Johnell O
Department of Orthopaedics, Malmö University Hospital, Sweden.
Am J Med. 1997 Aug 18;103(2A):20S-25S; discussion 25S-26S. doi: 10.1016/s0002-9343(97)90023-1.
Hip fractures are a burden to both the individual and the community. Only 50% of patients regain the mobility and independence they enjoyed 12 months before the hip fracture occurred. Direct costs are high: about US$7,000 for the immediate hospital care and $21,000 in total costs for the first year. The numbers of hip fractures worldwide are projected to increase from 1.7 million in 1990 to 6.3 million in 2050 because of the aging of the population; therefore, the total cost of these fractures will also increase. Based on today's currency values and a cost of $21,000 per patient, the total cost of hip fractures in the year 2050 will be $131.5 billion. The costs and morbidity associated with other fractures, such as vertebral fractures, are less well defined. Because hip fractures are associated with the highest and most well-defined costs, morbidity, and mortality of all fragility fractures, models with high sensitivity can now be devised for evaluating the costs and benefits of interventions. These models are constructed using data on incidence, morbidity, mortality, and costs of fractures, along with the efficacy of an intervention, to estimate the impact of that intervention against osteoporosis. According to one model, the cost per hip fracture avoided is $48,600 if a 62-year-old woman with osteoporosis receives treatment with a drug that is administered for 5 years at $830/year and produces a 50% reduction in fracture rate. The cost per life-year saved is $30,600, and the cost per quality-adjusted life-year is $14,900. By comparison, using this model, treatment of a 62-year-old woman with a diastolic pressure of 95 mm Hg using a drug costing $420/year that reduces risk of stroke by 38% results in costs of $144,200 per stroke avoided, $17,800 per life-year saved, and $14,300 per quality-adjusted life-year. Health economic models allow for changes in assumptions, such as extent of compliance, effectiveness of therapy, and risk of side effects. Cost-effectiveness varies according to treatment and is highly sensitive to the estimated efficacy of treatment, patient compliance, age of the patient at the start of treatment, and fracture risk assigned to the patient. Greater cost-effectiveness occurs when treatments are more efficacious and when they are directed at patients with the highest risk of fracture.

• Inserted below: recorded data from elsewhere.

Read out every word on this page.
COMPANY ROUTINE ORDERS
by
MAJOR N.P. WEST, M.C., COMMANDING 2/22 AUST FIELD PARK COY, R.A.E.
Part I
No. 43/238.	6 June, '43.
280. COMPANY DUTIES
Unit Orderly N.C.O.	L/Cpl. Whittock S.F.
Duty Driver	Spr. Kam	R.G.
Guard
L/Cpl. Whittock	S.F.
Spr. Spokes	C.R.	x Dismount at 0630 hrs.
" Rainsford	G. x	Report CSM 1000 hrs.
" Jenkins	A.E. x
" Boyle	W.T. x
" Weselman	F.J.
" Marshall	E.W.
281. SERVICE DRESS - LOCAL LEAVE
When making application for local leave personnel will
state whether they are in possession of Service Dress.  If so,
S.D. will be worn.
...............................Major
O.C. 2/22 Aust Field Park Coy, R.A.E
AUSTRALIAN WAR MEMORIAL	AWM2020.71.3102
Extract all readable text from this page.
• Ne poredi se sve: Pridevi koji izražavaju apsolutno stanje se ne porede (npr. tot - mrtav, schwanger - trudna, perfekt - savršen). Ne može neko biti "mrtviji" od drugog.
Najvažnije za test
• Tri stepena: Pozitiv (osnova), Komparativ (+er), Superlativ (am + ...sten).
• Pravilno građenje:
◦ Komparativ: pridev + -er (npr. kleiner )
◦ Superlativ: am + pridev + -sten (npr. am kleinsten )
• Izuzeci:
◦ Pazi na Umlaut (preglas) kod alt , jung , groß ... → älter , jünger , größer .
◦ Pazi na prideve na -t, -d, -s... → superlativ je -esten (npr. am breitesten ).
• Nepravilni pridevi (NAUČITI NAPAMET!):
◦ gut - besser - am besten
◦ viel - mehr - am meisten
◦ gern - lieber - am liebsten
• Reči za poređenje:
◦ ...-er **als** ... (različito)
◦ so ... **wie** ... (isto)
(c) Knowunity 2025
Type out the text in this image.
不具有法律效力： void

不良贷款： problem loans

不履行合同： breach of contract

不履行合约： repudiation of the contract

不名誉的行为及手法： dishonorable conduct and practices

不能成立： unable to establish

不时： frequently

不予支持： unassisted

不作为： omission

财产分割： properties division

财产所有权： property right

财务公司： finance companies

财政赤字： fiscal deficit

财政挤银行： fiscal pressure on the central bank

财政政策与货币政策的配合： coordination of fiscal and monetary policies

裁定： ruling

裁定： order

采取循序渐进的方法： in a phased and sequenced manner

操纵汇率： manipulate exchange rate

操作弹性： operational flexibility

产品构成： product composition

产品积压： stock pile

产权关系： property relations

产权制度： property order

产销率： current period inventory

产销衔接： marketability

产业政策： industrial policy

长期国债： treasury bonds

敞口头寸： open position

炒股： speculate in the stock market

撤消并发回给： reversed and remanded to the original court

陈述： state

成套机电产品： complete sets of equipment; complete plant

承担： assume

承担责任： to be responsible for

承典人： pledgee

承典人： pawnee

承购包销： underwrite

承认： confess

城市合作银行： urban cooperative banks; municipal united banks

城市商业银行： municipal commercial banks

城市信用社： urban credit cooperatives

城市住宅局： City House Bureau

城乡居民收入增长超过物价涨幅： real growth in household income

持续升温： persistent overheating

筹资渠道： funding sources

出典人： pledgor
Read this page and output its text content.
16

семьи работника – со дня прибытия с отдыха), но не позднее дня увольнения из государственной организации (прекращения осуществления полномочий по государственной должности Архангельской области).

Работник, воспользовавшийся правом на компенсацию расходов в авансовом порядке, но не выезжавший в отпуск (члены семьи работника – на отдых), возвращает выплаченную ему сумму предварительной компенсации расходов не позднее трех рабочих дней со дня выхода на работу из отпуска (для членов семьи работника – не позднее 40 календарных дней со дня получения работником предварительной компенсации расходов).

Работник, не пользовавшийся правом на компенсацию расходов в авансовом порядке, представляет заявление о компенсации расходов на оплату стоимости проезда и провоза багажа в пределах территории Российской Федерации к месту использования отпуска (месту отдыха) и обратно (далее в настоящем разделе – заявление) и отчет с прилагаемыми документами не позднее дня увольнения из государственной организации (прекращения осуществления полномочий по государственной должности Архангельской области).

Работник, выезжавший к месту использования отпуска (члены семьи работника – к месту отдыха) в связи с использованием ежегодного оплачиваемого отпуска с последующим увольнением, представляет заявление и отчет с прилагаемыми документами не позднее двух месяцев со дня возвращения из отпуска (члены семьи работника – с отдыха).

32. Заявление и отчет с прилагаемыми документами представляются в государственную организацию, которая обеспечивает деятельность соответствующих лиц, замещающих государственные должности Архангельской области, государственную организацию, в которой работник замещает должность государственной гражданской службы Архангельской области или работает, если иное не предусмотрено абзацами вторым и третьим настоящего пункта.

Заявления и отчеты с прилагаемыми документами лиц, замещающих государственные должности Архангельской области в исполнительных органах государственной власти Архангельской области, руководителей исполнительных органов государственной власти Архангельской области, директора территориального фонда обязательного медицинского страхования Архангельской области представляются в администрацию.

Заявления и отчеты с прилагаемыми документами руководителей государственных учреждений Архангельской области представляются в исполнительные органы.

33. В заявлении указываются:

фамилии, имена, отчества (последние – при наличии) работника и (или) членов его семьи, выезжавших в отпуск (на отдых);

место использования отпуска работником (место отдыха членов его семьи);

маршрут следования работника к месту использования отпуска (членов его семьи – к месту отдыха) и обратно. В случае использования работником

髋部骨折对个人和社会来说都是一种负担。只有50%的患者能够恢复到髋部骨折发生前12个月时的活动能力和独立生活状态。直接费用高昂:即时住院护理费用约为7000美元,第一年的总费用为21000美元。由于人口老龄化,全球髋部骨折的数量预计将从1990年的170万例增加到2050年的630万例;因此,这些骨折的总费用也将增加。按照当前货币价值计算,每位患者的费用为21000美元,2050年髋部骨折的总费用将达到1315亿美元。与其他骨折(如椎体骨折)相关的费用和发病率则不太明确。由于髋部骨折在所有脆性骨折中具有最高且定义最明确的费用、发病率和死亡率,现在可以设计出高灵敏度模型来评估干预措施的成本和效益。这些模型利用骨折的发病率、发病率、死亡率和费用数据,以及干预措施的疗效,来估计该干预措施对骨质疏松症的影响。根据一个模型,如果一名62岁患有骨质疏松症的女性接受一种每年费用为830美元、服用5年且能使骨折率降低50%的药物治疗,那么避免每例髋部骨折的成本为48600美元。每挽救一个生命年的成本为30600美元,每获得一个质量调整生命年的成本为14900美元。相比之下,使用这个模型,为一名舒张压为95毫米汞柱的62岁女性使用一种每年费用为420美元、能使中风风险降低38%的药物进行治疗,每避免一次中风的成本为144200美元,每挽救一个生命年的成本为17800美元,每获得一个质量调整生命年的成本为14300美元。健康经济模型允许改变假设,如依从程度、治疗效果和副作用风险。成本效益因治疗方法而异,并且对治疗的估计疗效、患者依从性、治疗开始时患者的年龄以及赋予患者的骨折风险高度敏感。当治疗更有效且针对骨折风险最高的患者时,成本效益更高。